C'était une autre voix qui avait parlé. Un homme, seul, silhouette dégingandée au milieu des ordures. Il souriait d'un air goguenard, comme un sale gosse qui allait pouvoir se faire de l'argent de poche en frappant ses camarades.
— Trop tard, petits moineaux pour s'envoler... Papattes, papattes ? Mais non, vous finirez dans la boue...
Puis d'autres se déployèrent lentement derrière lui.
C'était bien ce qu'il craignait.
Le graffiti disait « Donnez-nous la Chaleur plutôt qu'aux Prophètes ».
Pour la première fois, le Marqué sembla cillé. Mais il tenta de rattraper le coup.
— Attendez, vous devez vous tromper de personnes, là, je vous connais pas, les gars...
— Les gars ? Mais on a des fifilles avec nous aussi... Toutes croquantes...
Il y avait effectivement derrière lui des silhouettes plus maigres que d'autres qui avaient dû autrefois être des jeunes femmes.
— Oui, pardon mesdemoiselles, je ne vous avais pas vues. Bien, vous cherchez votre chemin ?
Le Prophète hurla soudain de rire en se plaquant les mains sur le visage.

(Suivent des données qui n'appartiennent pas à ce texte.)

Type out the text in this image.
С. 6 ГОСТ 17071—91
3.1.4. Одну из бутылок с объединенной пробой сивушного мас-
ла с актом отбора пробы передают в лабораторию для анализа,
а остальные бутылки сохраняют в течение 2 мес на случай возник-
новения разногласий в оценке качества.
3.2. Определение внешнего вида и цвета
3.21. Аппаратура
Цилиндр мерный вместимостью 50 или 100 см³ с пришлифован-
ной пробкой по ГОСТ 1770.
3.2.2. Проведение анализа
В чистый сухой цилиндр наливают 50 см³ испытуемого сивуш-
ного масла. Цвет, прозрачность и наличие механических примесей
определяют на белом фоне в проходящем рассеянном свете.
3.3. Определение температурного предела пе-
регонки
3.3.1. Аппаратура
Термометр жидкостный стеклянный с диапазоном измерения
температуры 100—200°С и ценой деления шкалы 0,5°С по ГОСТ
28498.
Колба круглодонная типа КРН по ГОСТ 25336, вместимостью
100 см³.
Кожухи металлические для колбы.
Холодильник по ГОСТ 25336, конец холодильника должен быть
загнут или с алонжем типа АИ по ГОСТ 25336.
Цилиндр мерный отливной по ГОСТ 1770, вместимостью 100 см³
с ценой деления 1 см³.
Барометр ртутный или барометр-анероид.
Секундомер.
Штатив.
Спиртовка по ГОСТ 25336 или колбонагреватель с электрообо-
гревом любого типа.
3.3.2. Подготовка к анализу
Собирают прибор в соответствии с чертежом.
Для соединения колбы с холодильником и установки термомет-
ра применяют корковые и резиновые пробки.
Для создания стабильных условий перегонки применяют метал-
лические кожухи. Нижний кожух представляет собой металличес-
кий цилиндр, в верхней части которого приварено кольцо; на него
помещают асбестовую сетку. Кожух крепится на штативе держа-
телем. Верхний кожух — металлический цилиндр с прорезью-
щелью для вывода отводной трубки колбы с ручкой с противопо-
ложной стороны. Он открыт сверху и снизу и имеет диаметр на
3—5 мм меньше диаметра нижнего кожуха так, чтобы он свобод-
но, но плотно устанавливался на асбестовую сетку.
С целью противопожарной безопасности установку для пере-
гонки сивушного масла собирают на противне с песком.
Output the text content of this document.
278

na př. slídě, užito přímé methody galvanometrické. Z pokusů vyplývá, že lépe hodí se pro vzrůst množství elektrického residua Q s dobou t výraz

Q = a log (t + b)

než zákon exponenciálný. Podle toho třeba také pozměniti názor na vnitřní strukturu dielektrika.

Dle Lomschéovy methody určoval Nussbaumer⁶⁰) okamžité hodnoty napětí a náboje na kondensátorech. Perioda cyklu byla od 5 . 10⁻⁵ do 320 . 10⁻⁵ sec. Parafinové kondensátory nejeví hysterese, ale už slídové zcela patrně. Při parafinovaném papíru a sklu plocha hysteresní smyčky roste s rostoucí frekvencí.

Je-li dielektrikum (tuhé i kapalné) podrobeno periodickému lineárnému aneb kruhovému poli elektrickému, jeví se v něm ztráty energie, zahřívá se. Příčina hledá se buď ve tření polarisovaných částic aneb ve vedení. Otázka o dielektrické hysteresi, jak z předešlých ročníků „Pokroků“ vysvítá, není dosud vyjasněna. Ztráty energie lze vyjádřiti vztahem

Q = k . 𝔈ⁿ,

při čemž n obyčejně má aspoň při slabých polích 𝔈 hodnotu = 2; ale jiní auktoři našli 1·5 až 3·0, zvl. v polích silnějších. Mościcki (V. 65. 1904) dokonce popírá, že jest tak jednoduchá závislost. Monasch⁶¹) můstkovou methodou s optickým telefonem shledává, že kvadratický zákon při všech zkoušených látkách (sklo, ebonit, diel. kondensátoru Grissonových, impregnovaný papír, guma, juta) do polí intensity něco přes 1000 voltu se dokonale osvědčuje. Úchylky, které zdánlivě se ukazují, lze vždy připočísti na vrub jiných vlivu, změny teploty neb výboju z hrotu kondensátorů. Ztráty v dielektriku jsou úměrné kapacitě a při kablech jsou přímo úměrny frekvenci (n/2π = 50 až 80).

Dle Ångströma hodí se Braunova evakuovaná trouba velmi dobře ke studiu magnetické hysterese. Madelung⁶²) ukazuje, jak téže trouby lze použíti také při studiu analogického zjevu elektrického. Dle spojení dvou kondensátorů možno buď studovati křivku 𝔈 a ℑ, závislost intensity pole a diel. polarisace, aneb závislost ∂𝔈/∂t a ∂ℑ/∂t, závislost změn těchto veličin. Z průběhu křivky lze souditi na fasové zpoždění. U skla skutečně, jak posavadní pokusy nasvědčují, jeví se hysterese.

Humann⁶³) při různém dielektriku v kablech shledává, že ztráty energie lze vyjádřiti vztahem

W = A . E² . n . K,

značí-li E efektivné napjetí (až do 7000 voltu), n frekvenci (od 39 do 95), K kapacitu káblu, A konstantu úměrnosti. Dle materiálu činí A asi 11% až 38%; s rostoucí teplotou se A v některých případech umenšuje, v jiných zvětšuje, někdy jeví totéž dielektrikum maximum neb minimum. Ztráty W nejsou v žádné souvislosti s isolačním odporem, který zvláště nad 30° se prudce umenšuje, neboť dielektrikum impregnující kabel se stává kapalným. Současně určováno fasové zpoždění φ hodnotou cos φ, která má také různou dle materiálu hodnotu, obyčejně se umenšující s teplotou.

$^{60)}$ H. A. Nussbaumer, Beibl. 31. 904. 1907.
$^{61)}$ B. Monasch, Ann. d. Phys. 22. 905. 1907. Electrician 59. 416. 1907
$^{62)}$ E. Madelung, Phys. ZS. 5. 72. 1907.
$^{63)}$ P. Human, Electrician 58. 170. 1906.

Puis il regarda le Marqué, ses doigts griffus s'enfonçant dans la peau de son visage.
— La peur... C'est tellement... Jouissif...
Puis il se jeta sur le Marqué, et déplaça ses doigts sur le visage de ce dernier.
— C'est fou ce qu'on est bête, quand on a peur... Délicieusement, croustillamment, saliveusement bête... Non, je veux ton sang, pour prendre ta Chaleur et la réduire en bouillie, la renvoyer dans le noir où elle mérite d'être !!!
Des hommes se jetèrent sur le Mentor pour tenter de le maîtriser, il réussit à en mettre quelques-uns au tapis, mais ils étaient trop nombreux. Il se retrouva bientôt les genoux à terre, sur les pavés boueux, la tête maintenue vers le bas, les bras pliés douloureusement dans son dos.
Ça se présentait très mal.
— Hoho. Ha ha. Et ton ami-là n'est pas mal non plus... Qu'est-ce qu'on va en faire ?
Il se pencha au niveau du Mentor, et lui susurra à l'oreille.
— Comment... tu... veux... souffrir ?
Et il se lécha les babines avant de lui lécher l'oreille.
Et de la lui mordre jusqu'au sang.
Le Mentor ne put s'empêcher de crier. Le Prophète se releva, un bout d'oreille dans la bouche. Puis il prit délicatement, et se mit à jouer avec.
— Papillon, papillon...
Avant de le jeter dans la boue.
— Papillon retourne à la poussière...
Puis il tourna la tête vers le Marqué, et tendit son immense bras rachitique dans sa direction.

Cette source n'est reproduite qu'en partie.